Toju Vincent 12 March 2014, Sweetcrude, Minna – The Baro Port in Niger State is now about 95 per cent completed, managing director of the National Inland Waterways Authority, NIWA, Hajia Inna Ciroma, has said.
But the managing director is worried that despite the impressive level of work on the port, lack of access road to the port may jeopardise its eventual take off and efficiency.
Speaking during a courtesy visit to the Niger State Government House in Minna, Ciroma appealed to Governor Babangida Aliyu to intervene by encouraging the Ministry of Transport to embark on construction of access road to the facility.
Without good roads, according to the NIWA boss, the port would not be as effective and efficient as planned by the Federal Government.
“My prayer has to do with the deplorable road networks leading to Baro River port as the port is nearing completion.

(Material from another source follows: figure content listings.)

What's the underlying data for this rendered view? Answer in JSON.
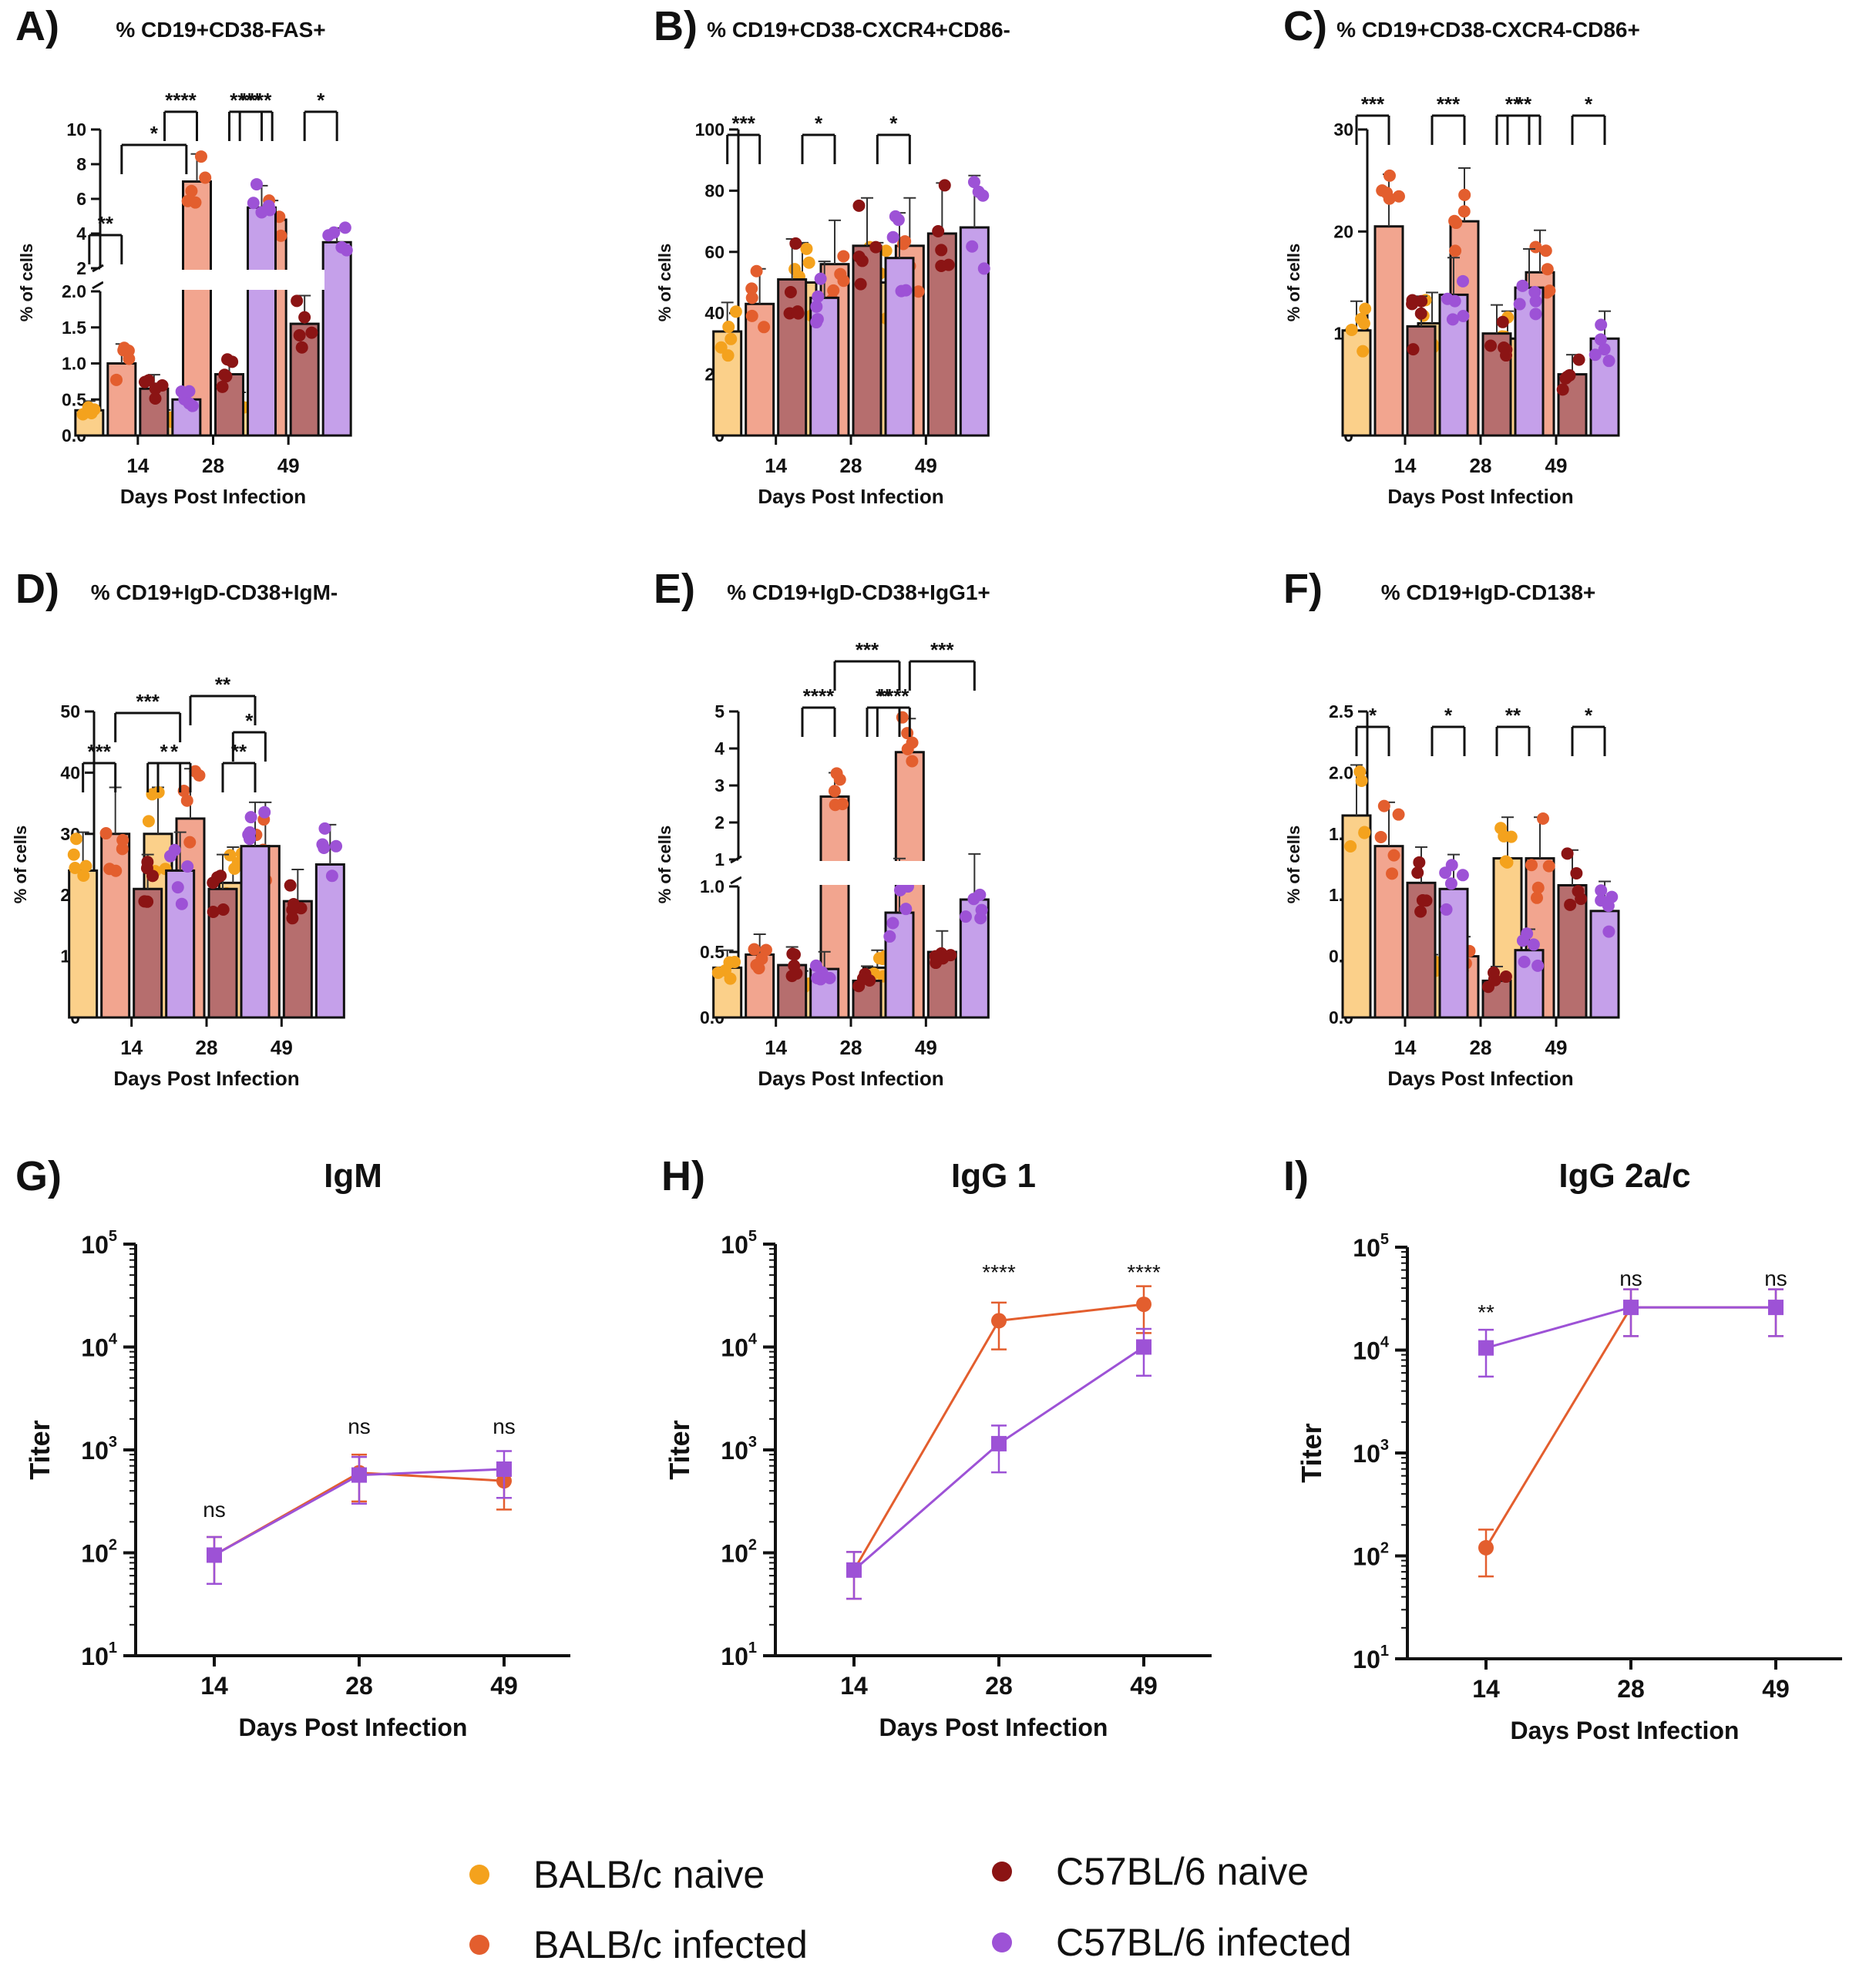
{
  "legend": [
    {
      "label": "BALB/c naive",
      "color": "#f4a21d"
    },
    {
      "label": "BALB/c infected",
      "color": "#e35e2e"
    },
    {
      "label": "C57BL/6 naive",
      "color": "#8b1414"
    },
    {
      "label": "C57BL/6 infected",
      "color": "#9d52d6"
    }
  ],
  "chart_data": [
    {
      "panel": "A)",
      "type": "bar",
      "title": "% CD19+CD38-FAS+",
      "title_sup": [
        "",
        "+",
        "CD38",
        "-",
        "FAS",
        "+"
      ],
      "ylabel": "% of cells",
      "xlabel": "Days Post Infection",
      "categories": [
        "14",
        "28",
        "49"
      ],
      "axis_break": {
        "lower": [
          0,
          2.0
        ],
        "upper": [
          2,
          10
        ]
      },
      "yticks": [
        "0.0",
        "0.5",
        "1.0",
        "1.5",
        "2.0",
        "2",
        "4",
        "6",
        "8",
        "10"
      ],
      "series": [
        {
          "name": "BALB/c naive",
          "values": [
            0.35,
            0.25,
            0.45
          ]
        },
        {
          "name": "BALB/c infected",
          "values": [
            1.0,
            7.0,
            4.8
          ]
        },
        {
          "name": "C57BL/6 naive",
          "values": [
            0.65,
            0.85,
            1.55
          ]
        },
        {
          "name": "C57BL/6 infected",
          "values": [
            0.5,
            5.5,
            3.5
          ]
        }
      ],
      "significance": [
        "**",
        "*",
        "****",
        "****",
        "****",
        "*"
      ]
    },
    {
      "panel": "B)",
      "type": "bar",
      "title": "% CD19+CD38-CXCR4+CD86-",
      "ylabel": "% of cells",
      "xlabel": "Days Post Infection",
      "categories": [
        "14",
        "28",
        "49"
      ],
      "ylim": [
        0,
        100
      ],
      "yticks": [
        "0",
        "20",
        "40",
        "60",
        "80",
        "100"
      ],
      "series": [
        {
          "name": "BALB/c naive",
          "values": [
            34,
            50,
            50
          ]
        },
        {
          "name": "BALB/c infected",
          "values": [
            43,
            56,
            62
          ]
        },
        {
          "name": "C57BL/6 naive",
          "values": [
            51,
            62,
            66
          ]
        },
        {
          "name": "C57BL/6 infected",
          "values": [
            45,
            58,
            68
          ]
        }
      ],
      "significance": [
        "***",
        "*",
        "*"
      ]
    },
    {
      "panel": "C)",
      "type": "bar",
      "title": "% CD19+CD38-CXCR4-CD86+",
      "ylabel": "% of cells",
      "xlabel": "Days Post Infection",
      "categories": [
        "14",
        "28",
        "49"
      ],
      "ylim": [
        0,
        30
      ],
      "yticks": [
        "0",
        "10",
        "20",
        "30"
      ],
      "series": [
        {
          "name": "BALB/c naive",
          "values": [
            10.3,
            11.0,
            9.5
          ]
        },
        {
          "name": "BALB/c infected",
          "values": [
            20.5,
            21.0,
            16.0
          ]
        },
        {
          "name": "C57BL/6 naive",
          "values": [
            10.7,
            10.0,
            6.0
          ]
        },
        {
          "name": "C57BL/6 infected",
          "values": [
            13.8,
            14.5,
            9.5
          ]
        }
      ],
      "significance": [
        "***",
        "***",
        "**",
        "**",
        "*"
      ]
    },
    {
      "panel": "D)",
      "type": "bar",
      "title": "% CD19+IgD-CD38+IgM-",
      "ylabel": "% of cells",
      "xlabel": "Days Post Infection",
      "categories": [
        "14",
        "28",
        "49"
      ],
      "ylim": [
        0,
        50
      ],
      "yticks": [
        "0",
        "10",
        "20",
        "30",
        "40",
        "50"
      ],
      "series": [
        {
          "name": "BALB/c naive",
          "values": [
            24,
            30,
            22
          ]
        },
        {
          "name": "BALB/c infected",
          "values": [
            30,
            32.5,
            28
          ]
        },
        {
          "name": "C57BL/6 naive",
          "values": [
            21,
            21,
            19
          ]
        },
        {
          "name": "C57BL/6 infected",
          "values": [
            24,
            28,
            25
          ]
        }
      ],
      "significance": [
        "***",
        "***",
        "*",
        "*",
        "**",
        "**",
        "*"
      ]
    },
    {
      "panel": "E)",
      "type": "bar",
      "title": "% CD19+IgD-CD38+IgG1+",
      "ylabel": "% of cells",
      "xlabel": "Days Post Infection",
      "categories": [
        "14",
        "28",
        "49"
      ],
      "axis_break": {
        "lower": [
          0,
          1.0
        ],
        "upper": [
          1,
          5
        ]
      },
      "yticks": [
        "0.0",
        "0.5",
        "1.0",
        "1",
        "2",
        "3",
        "4",
        "5"
      ],
      "series": [
        {
          "name": "BALB/c naive",
          "values": [
            0.38,
            0.25,
            0.38
          ]
        },
        {
          "name": "BALB/c infected",
          "values": [
            0.48,
            2.7,
            3.9
          ]
        },
        {
          "name": "C57BL/6 naive",
          "values": [
            0.4,
            0.28,
            0.5
          ]
        },
        {
          "name": "C57BL/6 infected",
          "values": [
            0.37,
            0.8,
            0.9
          ]
        }
      ],
      "significance": [
        "****",
        "***",
        "**",
        "****",
        "***"
      ]
    },
    {
      "panel": "F)",
      "type": "bar",
      "title": "% CD19+IgD-CD138+",
      "ylabel": "% of cells",
      "xlabel": "Days Post Infection",
      "categories": [
        "14",
        "28",
        "49"
      ],
      "ylim": [
        0,
        2.5
      ],
      "yticks": [
        "0.0",
        "0.5",
        "1.0",
        "1.5",
        "2.0",
        "2.5"
      ],
      "series": [
        {
          "name": "BALB/c naive",
          "values": [
            1.65,
            0.38,
            1.3
          ]
        },
        {
          "name": "BALB/c infected",
          "values": [
            1.4,
            0.5,
            1.3
          ]
        },
        {
          "name": "C57BL/6 naive",
          "values": [
            1.1,
            0.3,
            1.08
          ]
        },
        {
          "name": "C57BL/6 infected",
          "values": [
            1.05,
            0.55,
            0.87
          ]
        }
      ],
      "significance": [
        "*",
        "*",
        "**",
        "*"
      ]
    },
    {
      "panel": "G)",
      "type": "line",
      "title": "IgM",
      "yscale": "log",
      "ylabel": "Titer",
      "xlabel": "Days Post Infection",
      "categories": [
        "14",
        "28",
        "49"
      ],
      "ylim": [
        10,
        100000
      ],
      "yticks": [
        "10",
        "10",
        "10",
        "10",
        "10"
      ],
      "ytick_exp": [
        "1",
        "2",
        "3",
        "4",
        "5"
      ],
      "series": [
        {
          "name": "BALB/c infected",
          "values": [
            95,
            600,
            500
          ]
        },
        {
          "name": "C57BL/6 infected",
          "values": [
            95,
            570,
            650
          ]
        }
      ],
      "significance": [
        "ns",
        "ns",
        "ns"
      ]
    },
    {
      "panel": "H)",
      "type": "line",
      "title": "IgG 1",
      "yscale": "log",
      "ylabel": "Titer",
      "xlabel": "Days Post Infection",
      "categories": [
        "14",
        "28",
        "49"
      ],
      "ylim": [
        10,
        100000
      ],
      "yticks": [
        "10",
        "10",
        "10",
        "10",
        "10"
      ],
      "ytick_exp": [
        "1",
        "2",
        "3",
        "4",
        "5"
      ],
      "series": [
        {
          "name": "BALB/c infected",
          "values": [
            68,
            18000,
            26000
          ]
        },
        {
          "name": "C57BL/6 infected",
          "values": [
            68,
            1150,
            10000
          ]
        }
      ],
      "significance": [
        "****",
        "****"
      ]
    },
    {
      "panel": "I)",
      "type": "line",
      "title": "IgG 2a/c",
      "yscale": "log",
      "ylabel": "Titer",
      "xlabel": "Days Post Infection",
      "categories": [
        "14",
        "28",
        "49"
      ],
      "ylim": [
        10,
        100000
      ],
      "yticks": [
        "10",
        "10",
        "10",
        "10",
        "10"
      ],
      "ytick_exp": [
        "1",
        "2",
        "3",
        "4",
        "5"
      ],
      "series": [
        {
          "name": "BALB/c infected",
          "values": [
            120,
            26000,
            26000
          ]
        },
        {
          "name": "C57BL/6 infected",
          "values": [
            10500,
            26000,
            26000
          ]
        }
      ],
      "significance": [
        "**",
        "ns",
        "ns"
      ]
    }
  ]
}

In fact the Baro River port has literally been completed but unfortunately, there are no good access roads leading to the port,” Ciroma told the governor.
She continued: “We plead with his Excellency to use his good office to encourage the Honourable Minister of Works to list this very important road in the 2014/2015 Appropriation because without a good access road to the port, there will be no way the port will be effective in its operation.
“Finally, we have just commissioned the Onitsha River Port in Anambra State. Baro Port in Niger State is next in line and it will be the very first river port to be completed in Northern Nigeria and may end up being the flagship port for the whole of northern part of Nigeria”.
Assuring that her agency was playing its role with a view to assisting the relevant agencies in the rehabilitation of the access road leading to the port, the NIWA boss said: “We are discussing with other government agencies to ensure that the road is rehabilitated. There is actually a road, it is just that it is in a very bad state and if we have no good access road the effort of the Federal Government on the port will be a waste”.
She disclosed that the essence of the port is to transship goods from Lagos, Calabar, Port Harcourt, bring them to the hinterland and carry them to the northern part of the country.
Ciroma further disclosed that the port will be commissioned before the end of the first quarter of 2015, adding that the rehabilitation of the road could be carried out simultaneously with the construction work currently going on at the port.